PORT CHARLOTTE - Congressional candidate Joe Negron did not expect the cameras, the reporters and a crowd of Republican operatives and Gov. Jeb Bush adorers when he walked into the Cultural Center of Charlotte County on Monday.
Bush had to remind Negron to wave.
"I'm not a big waver," Negron said in his speech to about 200 people. "I'm a big write things down and bring money to Charlotte County when you guys need it."
Bush brought his star power to Charlotte County to help Negron, a state representative, spread his name. Negron's biggest challenge is recognition, as he mounts a last-minute race for the seat held by Mark Foley, who resigned over lurid Internet messages he sent to congressional pages.
The opportunity to question a popular governor about a scandal that has dominated political headlines attracted a minor media frenzy. Negron looked a bit lost at times, as he trailed behind cameras that followed Bush on a tour of the cultural center, which included receiving a flu shot from county health department nurses.

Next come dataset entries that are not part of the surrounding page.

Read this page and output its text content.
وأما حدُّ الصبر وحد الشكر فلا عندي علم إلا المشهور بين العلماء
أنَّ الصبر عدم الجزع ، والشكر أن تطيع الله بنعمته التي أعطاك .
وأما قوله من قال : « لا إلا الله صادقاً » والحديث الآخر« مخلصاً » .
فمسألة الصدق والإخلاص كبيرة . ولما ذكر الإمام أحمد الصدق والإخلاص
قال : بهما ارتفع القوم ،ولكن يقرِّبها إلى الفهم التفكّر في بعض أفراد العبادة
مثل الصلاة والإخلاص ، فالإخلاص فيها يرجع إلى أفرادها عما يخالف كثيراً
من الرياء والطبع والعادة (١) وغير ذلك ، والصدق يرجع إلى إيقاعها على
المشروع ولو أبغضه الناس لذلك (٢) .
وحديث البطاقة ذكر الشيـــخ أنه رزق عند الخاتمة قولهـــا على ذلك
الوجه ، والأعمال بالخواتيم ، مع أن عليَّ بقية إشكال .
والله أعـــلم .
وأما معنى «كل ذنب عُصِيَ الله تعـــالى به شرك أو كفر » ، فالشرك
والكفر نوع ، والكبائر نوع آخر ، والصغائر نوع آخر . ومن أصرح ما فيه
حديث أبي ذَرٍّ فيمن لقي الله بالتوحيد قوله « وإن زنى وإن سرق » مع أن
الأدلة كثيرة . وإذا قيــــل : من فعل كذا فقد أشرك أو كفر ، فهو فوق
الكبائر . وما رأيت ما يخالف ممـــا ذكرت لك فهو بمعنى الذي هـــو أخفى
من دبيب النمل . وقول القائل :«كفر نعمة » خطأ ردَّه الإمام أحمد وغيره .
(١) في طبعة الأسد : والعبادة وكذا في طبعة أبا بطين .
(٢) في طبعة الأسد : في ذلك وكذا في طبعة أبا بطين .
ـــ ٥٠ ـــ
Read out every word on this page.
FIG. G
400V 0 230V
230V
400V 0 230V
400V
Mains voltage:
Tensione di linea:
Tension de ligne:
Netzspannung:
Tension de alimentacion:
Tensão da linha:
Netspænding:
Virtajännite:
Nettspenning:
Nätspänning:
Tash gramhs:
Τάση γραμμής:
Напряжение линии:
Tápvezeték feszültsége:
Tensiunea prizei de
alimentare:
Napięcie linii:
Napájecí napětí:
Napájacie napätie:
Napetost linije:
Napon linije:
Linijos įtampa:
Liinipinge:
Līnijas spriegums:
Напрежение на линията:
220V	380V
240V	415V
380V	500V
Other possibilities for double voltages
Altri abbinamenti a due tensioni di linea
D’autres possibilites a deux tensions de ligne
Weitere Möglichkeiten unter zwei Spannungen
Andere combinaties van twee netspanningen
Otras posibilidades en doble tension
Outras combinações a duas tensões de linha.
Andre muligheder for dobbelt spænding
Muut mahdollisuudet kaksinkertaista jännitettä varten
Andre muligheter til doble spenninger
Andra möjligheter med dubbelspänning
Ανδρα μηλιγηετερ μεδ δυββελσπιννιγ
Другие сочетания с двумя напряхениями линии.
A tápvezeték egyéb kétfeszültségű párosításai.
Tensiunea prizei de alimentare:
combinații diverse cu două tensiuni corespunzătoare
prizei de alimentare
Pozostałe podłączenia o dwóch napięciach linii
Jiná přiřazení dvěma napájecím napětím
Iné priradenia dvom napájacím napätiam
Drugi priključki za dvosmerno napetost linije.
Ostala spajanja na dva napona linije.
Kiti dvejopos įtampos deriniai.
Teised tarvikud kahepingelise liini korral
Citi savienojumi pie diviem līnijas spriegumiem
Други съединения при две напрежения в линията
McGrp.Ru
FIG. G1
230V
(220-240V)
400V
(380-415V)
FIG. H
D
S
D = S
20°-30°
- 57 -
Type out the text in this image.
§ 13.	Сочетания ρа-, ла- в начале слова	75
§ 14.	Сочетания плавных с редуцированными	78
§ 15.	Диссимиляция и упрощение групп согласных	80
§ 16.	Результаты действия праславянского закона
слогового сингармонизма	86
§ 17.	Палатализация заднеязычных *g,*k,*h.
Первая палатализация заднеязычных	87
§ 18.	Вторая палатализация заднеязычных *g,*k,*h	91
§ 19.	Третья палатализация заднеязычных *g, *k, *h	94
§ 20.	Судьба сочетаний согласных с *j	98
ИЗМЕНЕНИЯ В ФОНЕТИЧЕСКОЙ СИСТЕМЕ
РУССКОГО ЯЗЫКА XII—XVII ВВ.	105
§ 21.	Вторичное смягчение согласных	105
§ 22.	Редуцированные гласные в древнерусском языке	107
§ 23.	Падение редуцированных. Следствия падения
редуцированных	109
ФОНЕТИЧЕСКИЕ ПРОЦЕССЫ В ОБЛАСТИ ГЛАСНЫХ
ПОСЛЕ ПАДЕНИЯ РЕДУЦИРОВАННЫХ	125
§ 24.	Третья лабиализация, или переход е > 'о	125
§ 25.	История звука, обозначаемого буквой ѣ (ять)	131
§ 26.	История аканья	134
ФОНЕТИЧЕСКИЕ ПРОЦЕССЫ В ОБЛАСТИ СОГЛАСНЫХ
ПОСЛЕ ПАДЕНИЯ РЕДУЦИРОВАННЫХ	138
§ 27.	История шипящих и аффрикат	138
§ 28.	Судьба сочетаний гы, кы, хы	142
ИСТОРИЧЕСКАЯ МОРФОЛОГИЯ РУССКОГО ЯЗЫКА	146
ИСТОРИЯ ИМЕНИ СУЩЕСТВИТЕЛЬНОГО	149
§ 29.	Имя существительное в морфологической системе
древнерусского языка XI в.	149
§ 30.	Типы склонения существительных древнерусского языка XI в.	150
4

Yet Negron didn't push or squeeze by anyone to get into a photo with Bush, as other politicians might.
"It's crazy," Negron said. "I was expecting one or two reporters and maybe one camera. I walked in, and I had no idea what I was expecting it to be."
Negron said attention to the Foley scandal has helped introduce him to voters. Negron is in the awkward position of having to convince voters that a vote for Foley is a vote for him. Foley's name, not Negron's, will appear on the ballot Nov. 7, because Florida law prevents changing ballots so close to an election.
The event drew local Republican stalwarts, as well as dozens of Bush fans who mostly wanted the governor to autograph their campaign fliers, which touted Negron.
Democrat Arturo Dieguez, 48, happened upon the event while bringing his mother, Elsa, to the cultural center. Both are big fans of Bush and are especially fond of his wife, Columba.
"I've never seen him in person before," Dieguez said. "Wonderful governor."
"Oh, yes, he sounded good, too," said Dieguez of Port Charlotte, who plans to vote for Negron.
Negron's opponent, Democrat Tim Mahoney of Palm Beach Gardens, has a lead that varies in polls. On Monday, Bush signaled his intent to work hard to help Negron win the seat. He has dismissed reports, mostly out of Washington, that the Foley scandal practically gives the seat to the Democrats.
"People are smarter than the pundits give them credit for. The world knows that Mark Foley is in rehab now trying to sort out his life, that he's a congressman in disgrace, that he's not on the ballot, that he's not running," Bush said. "If you find somebody in this district that's registered to vote that doesn't know that, come talk to me."
Port Charlotte will play host to more bigwig campaigning today, as Mahoney stops by with a Democratic heavyweight, retired Gen. Wesley Clark, who ran in the 2004 presidential primary.